Deep Generative Dual Memory Network for Continual Learning
Nitin Kamra, Umang Gupta, Yan Liu
TL;DR
This work tackles catastrophic forgetting in continual learning by introducing a deep generative dual memory network (DGDMN) that mimics hippocampal-neocortical memory through a short-term memory (STM) and a long-term memory (LTM). A core component, Deep Generative Replay (DGR), uses a variational autoencoder-based generator to replay past experiences and consolidate knowledge, while DGDMN adds small STTMs for rapid task acquisition and a consolidation sleep phase to update the LTM. Empirical results across several sequential-task benchmarks show that DGDMN and its DGR variant outperform baselines in average accuracy and exhibit substantially reduced forgetting, with DGDMN offering faster training and better long-term retention on long task sequences. The work also connects the architecture to neuroscience-inspired concepts like sleep and complementary learning systems, providing both practical continual-learning gains and insights into memory-inspired learning dynamics.
Abstract
Despite advances in deep learning, neural networks can only learn multiple tasks when trained on them jointly.
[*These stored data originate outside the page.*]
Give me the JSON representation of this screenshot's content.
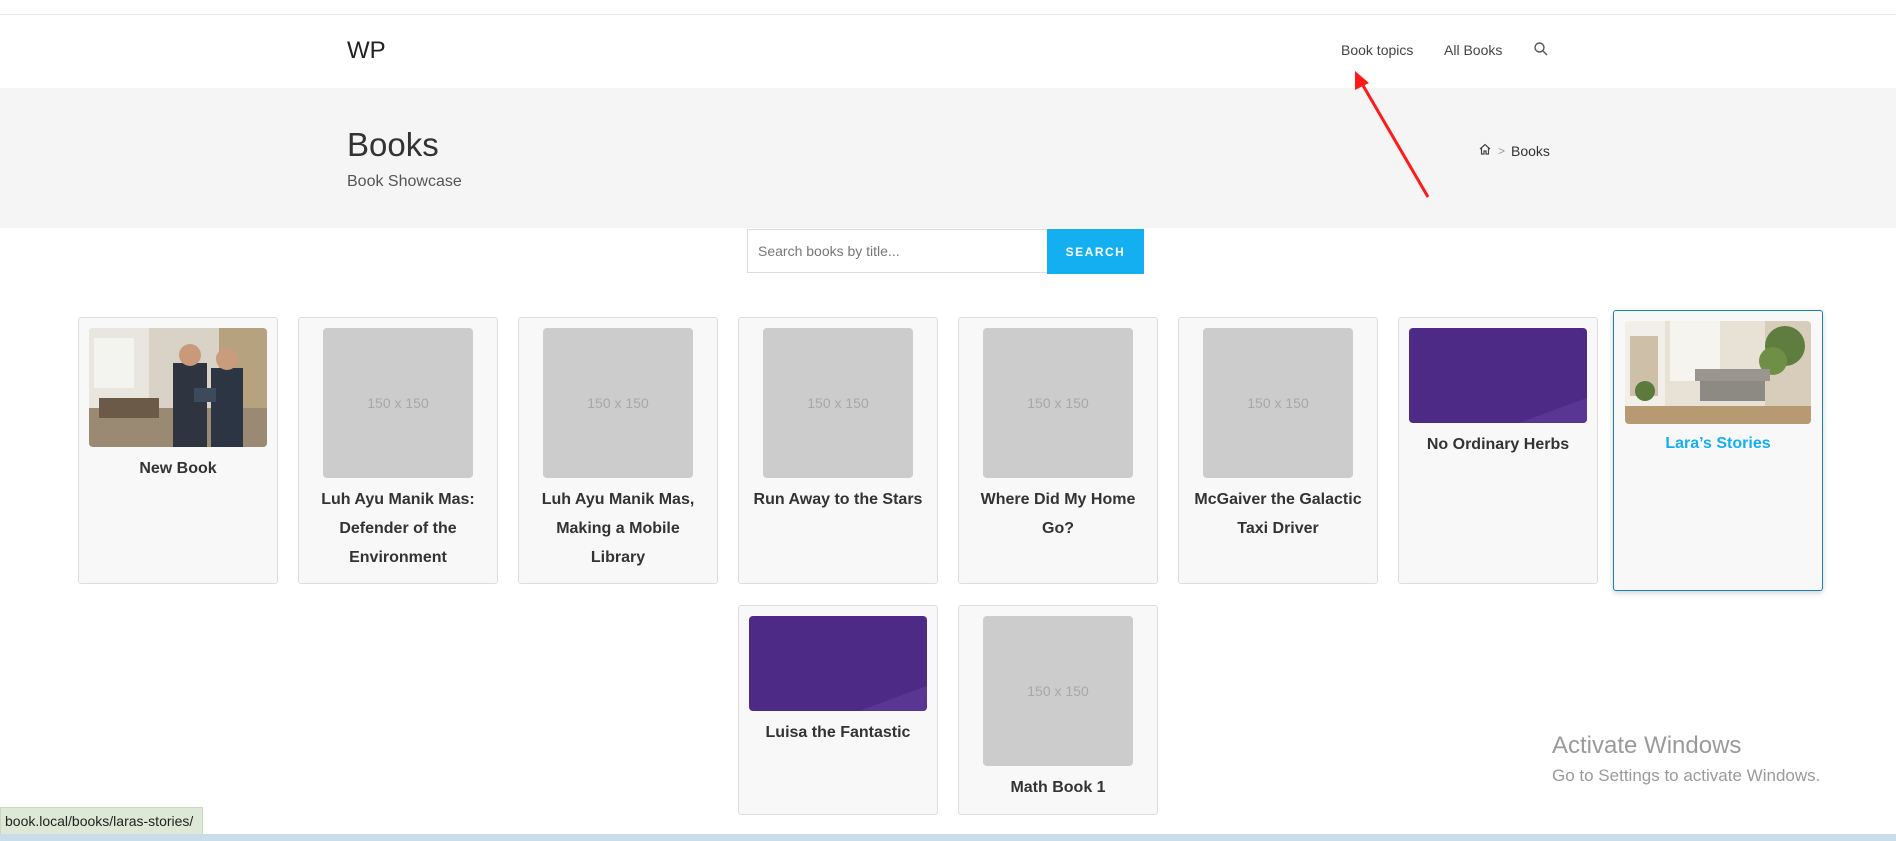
{
  "header": {
    "logo": "WP",
    "nav": [
      {
        "label": "Book topics"
      },
      {
        "label": "All Books"
      }
    ],
    "search_icon": "search-icon"
  },
  "hero": {
    "title": "Books",
    "subtitle": "Book Showcase",
    "breadcrumb": {
      "home_icon": "home-icon",
      "separator": ">",
      "current": "Books"
    }
  },
  "search": {
    "placeholder": "Search books by title...",
    "button_label": "SEARCH"
  },
  "books": [
    {
      "title": "New Book",
      "thumb": "photo-office-meeting"
    },
    {
      "title": "Luh Ayu Manik Mas: Defender of the Environment",
      "thumb": "150 x 150"
    },
    {
      "title": "Luh Ayu Manik Mas, Making a Mobile Library",
      "thumb": "150 x 150"
    },
    {
      "title": "Run Away to the Stars",
      "thumb": "150 x 150"
    },
    {
      "title": "Where Did My Home Go?",
      "thumb": "150 x 150"
    },
    {
      "title": "McGaiver the Galactic Taxi Driver",
      "thumb": "150 x 150"
    },
    {
      "title": "No Ordinary Herbs",
      "thumb": "purple-cover"
    },
    {
      "title": "Lara’s Stories",
      "thumb": "photo-living-room"
    },
    {
      "title": "Luisa the Fantastic",
      "thumb": "purple-cover"
    },
    {
      "title": "Math Book 1",
      "thumb": "150 x 150"
    }
  ],
  "status_bar": {
    "url": "book.local/books/laras-stories/"
  },
  "watermark": {
    "line1": "Activate Windows",
    "line2": "Go to Settings to activate Windows."
  },
  "annotation": {
    "type": "red-arrow",
    "color": "#ff1a1a",
    "points_to": "Book topics"
  }
}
When tasks arrive sequentially, they lose performance on previously learnt tasks. This phenomenon called catastrophic forgetting is a fundamental challenge to overcome before neural networks can learn continually from incoming data. In this work, we derive inspiration from human memory to develop an architecture capable of learning continuously from sequentially incoming tasks, while averting catastrophic forgetting. Specifically, our contributions are: (i) a dual memory architecture emulating the complementary learning systems (hippocampus and the neocortex) in the human brain, (ii) memory consolidation via generative replay of past experiences, (iii) demonstrating advantages of generative replay and dual memories via experiments, and (iv) improved performance retention on challenging tasks even for low capacity models. Our architecture displays many characteristics of the mammalian memory and provides insights on the connection between sleep and learning.